Offline Jess Wellendorff

  • QuantumATK Staff
  • Supreme QuantumATK Wizard
  • *****
  • Posts: 933
  • Country: dk
  • Reputation: 29
    • View Profile
Re: phonon bandstructure calculation: caused collective abort
« Reply #3 on: August 26, 2015, 19:05 »
Good. Please note that there is a good reason the calculation of the dynamical matrix can be memory-intensive: You are interested in the force-response on all atoms in your supercell when atoms in the cell and in neighboring cells are displaced slightly. A repetition of the supercell along all directions is therefore needed (usually along along all directions). Each matrix element of the dynamical matrix is therefore calculated from a significantly larger supercell than the original one. This requires memory....

Offline Yue-Wen Fang

  • Heavy QuantumATK user
  • ***
  • Posts: 29
  • Country: cn
  • Reputation: 0
    • View Profile
Re: phonon bandstructure calculation: caused collective abort
« Reply #4 on: August 31, 2015, 09:16 »
Dear Prof. Jess,

 Yes, I have repeated the structure, thus the supercell was quite large. Based on your previous instructions, I used several nodes with large memory (24G/core) to calculate it, but it still failed. On the other hand, I could run the same script in my windows PC with a total of 8G memory and 4 cores and it was very fast. Besides, I also realized that when I use a command in the terminal of the server, i.e. atkpython < .py >.log, it was also much faster than the jobs submitted by job.pbs. It's really a tricky thing. So I think this error could be caused by my job.pbs.

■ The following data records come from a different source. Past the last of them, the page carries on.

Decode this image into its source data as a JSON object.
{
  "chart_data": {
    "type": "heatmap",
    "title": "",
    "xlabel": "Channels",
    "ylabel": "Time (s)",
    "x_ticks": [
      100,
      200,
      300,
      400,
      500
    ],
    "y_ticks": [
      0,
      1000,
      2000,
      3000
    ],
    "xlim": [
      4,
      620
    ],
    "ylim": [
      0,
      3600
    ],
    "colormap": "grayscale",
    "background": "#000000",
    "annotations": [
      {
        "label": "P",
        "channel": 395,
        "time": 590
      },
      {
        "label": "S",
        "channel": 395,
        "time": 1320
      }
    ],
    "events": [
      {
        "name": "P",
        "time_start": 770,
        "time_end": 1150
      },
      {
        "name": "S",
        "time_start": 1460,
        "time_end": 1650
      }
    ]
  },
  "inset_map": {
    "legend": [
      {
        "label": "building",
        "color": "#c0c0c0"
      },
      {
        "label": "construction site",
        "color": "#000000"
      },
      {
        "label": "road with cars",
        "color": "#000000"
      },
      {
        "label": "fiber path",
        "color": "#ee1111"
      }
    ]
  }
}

 Could you have a look at it for me? Please see the attached.

Great thanks.


Offline Jess Wellendorff

  • QuantumATK Staff
  • Supreme QuantumATK Wizard
  • *****
  • Posts: 933
  • Country: dk
  • Reputation: 29
    • View Profile
Re: phonon bandstructure calculation: caused collective abort
« Reply #5 on: September 2, 2015, 13:05 »
I'm not really an expert on PBS, but parallelization strategy can be tricky for phonon calculations. Essentially, ATK will try to parallelize over as many displacements as possible. However, each of these parallel processes work on the fully repeated system, which is memory-intensive. This may be why the cluster calculation did not go well. Please also see the paragraph "Running the phonon bandstructure calculation" in this tutorial: http://quantumwise.com/publications/tutorials/item/836-silicon-phonon-bandstructure.

Offline Yue-Wen Fang

  • Heavy QuantumATK user
  • ***
  • Posts: 29
  • Country: cn
  • Reputation: 0
    • View Profile
Re: phonon bandstructure calculation: caused collective abort
« Reply #6 on: September 2, 2015, 16:43 »
Hi again,

I modified some parameters in my job.pbs and now it works well though I don't know how it works.

It's very dependent on the environmental variables.  I also reproduced the results with other users on the same server, it becomes very fast.